Structural studies on human Angiotensin-I converting enzyme (ACE) and the design of novel domain specific inhibitors

Angiotensin-I converting enzyme [ACE, which contains two domains (N and C)] inhibitors are widely used to treat cardiovascular diseases, including high blood pressure, heart failure, coronary artery disease, fibrosis and kidney failure. However, current-generation ACE inhibitors, which were developed in the 1970?s and 1980?s, are hampered by common side effects. While there are many ACE inhibitors on the market that block both domains, there are no drugs that selectively inhibit the N domain and thereby accrue the advantages of reducing fibrosis and inflammation in the heart, kidney and lung, without the concomitant side effects induced by blockade of the C domain.. This underscores the importance of the determination of the 3D structure of ACE and the design of 2nd generation ACE-inhibitor complex/s that are safer and more effective. Our success in the determination of the crystal structure of human testis ACE (equivalent to the C domain of somatic ACE) and the N-domain of somatic ACE using X-ray crystallography have provided the platform for true structure-based design of ACE inhibitors. This is a significant breakthrough in terms of the structural biology of the protease and, more importantly, the mechanism of ACE inhibition. This paves the way for a more rigorous approach exploiting the differences between the domains through a structure based drug design approach of novel domain-selective inhibitors. Our proposed experiments are directed at structural study of the full-length somatic ACE and crystal structures of complexes of ACE with domain selective inhibitors combining basic and translational research on a important medical problem.

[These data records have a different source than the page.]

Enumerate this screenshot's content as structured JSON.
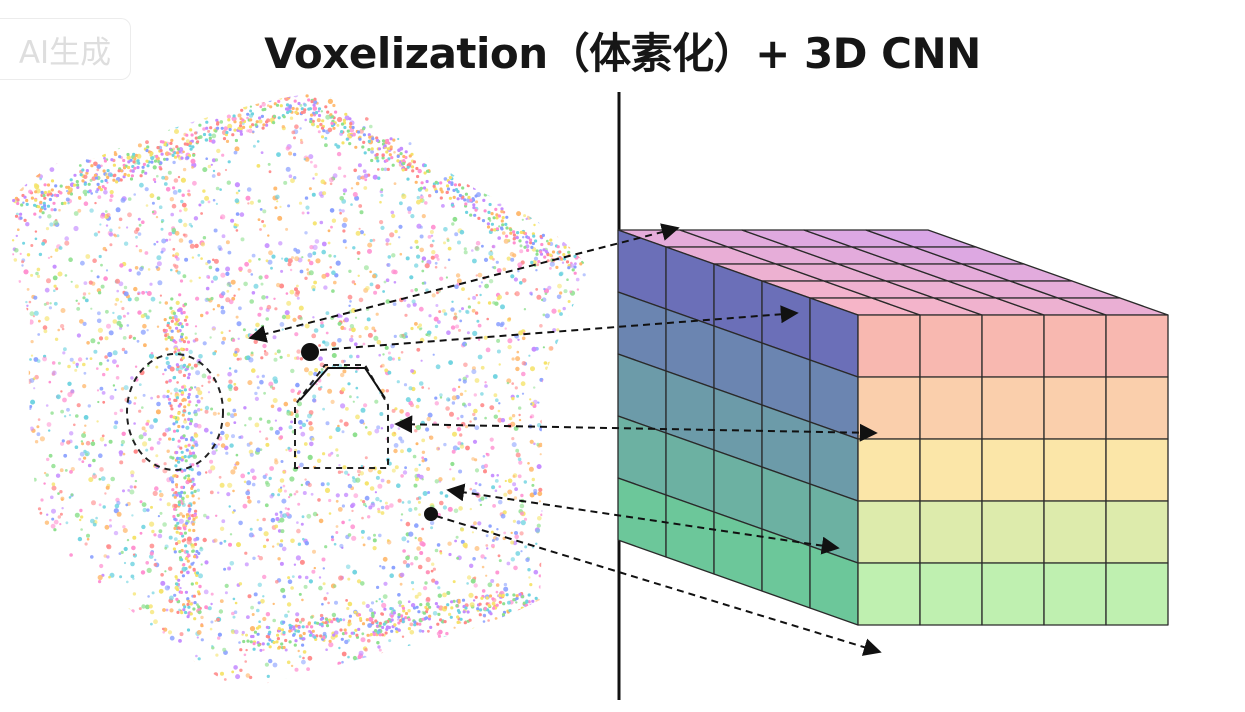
{
  "title": "Voxelization（体素化）+ 3D CNN",
  "badge": "AI生成",
  "left_panel": {
    "kind": "point cloud",
    "marks": [
      "dashed ellipse",
      "dashed trapezoid",
      "dot markers"
    ]
  },
  "right_panel": {
    "kind": "voxel grid",
    "grid": [
      5,
      5,
      5
    ]
  },
  "colors": {
    "grid_top_start": "#d9a6e6",
    "grid_top_end": "#f6b5c8",
    "grid_front_top": "#f8b8b0",
    "grid_front_mid": "#fbe6a8",
    "grid_front_bottom": "#bff0b0",
    "grid_side_top": "#6b6fb8",
    "grid_side_bottom": "#6cc79a",
    "point_palette": [
      "#ff8a8a",
      "#ffb86c",
      "#f5e36a",
      "#8fe08f",
      "#6fd3e0",
      "#8aa0ff",
      "#c58cff",
      "#ff8fd0"
    ],
    "divider": "#111111"
  }
}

Somatic angiotensin-I converting enzyme (ACE) - well known for its role in cardiovascular pathophysiology has an unusual, two-domain, double active-site structure. The two domains (designated N and C) are ~55% identical and each contains a similar active site with overlapping but distinct substrate preferences. While both convert angiotensin I to angiotensin II in vitro, current evidence suggests the C domain site predominates in this role in vivo. The N domain site inactivates a hemoregulatory and antifibrotic peptide, AcSDKP, in vivo. However, differences in the characteristics of the two domains may result in different context-dependent activities, as is the case with other enzymes containing tandem repeats. The N domain may also have a role in modulating C domain activity, through a combination of inter-domain cooperativity and structural stabilisation. Recent work on ACE active-site mutants containing one or more key residues replaced by their cognate residues from the other domain, synthesis of domain-selective inhibitors, and co-crystal structures of each domain with such inhibitors, has led to a better insight of the basis for domain selectivity and should enable the design of next-generation, domain-selective inhibitors with distinct pharmacological profiles. In addition, a recent report on the inactivation of the N-terminal catalytic site of ACE significantly reduces bleomycin-induced lung fibrosis and implicates AcSDKP in the mechanism of protection. This work makes a compelling case for the use of N-selective ACE inhibitors for increasing tolerance to bleomycin in cancer therapy and treatment of fibrosing lung diseases. In parallel, the proposed research would also help in better understanding the relationship between the structure and function of somatic ACE.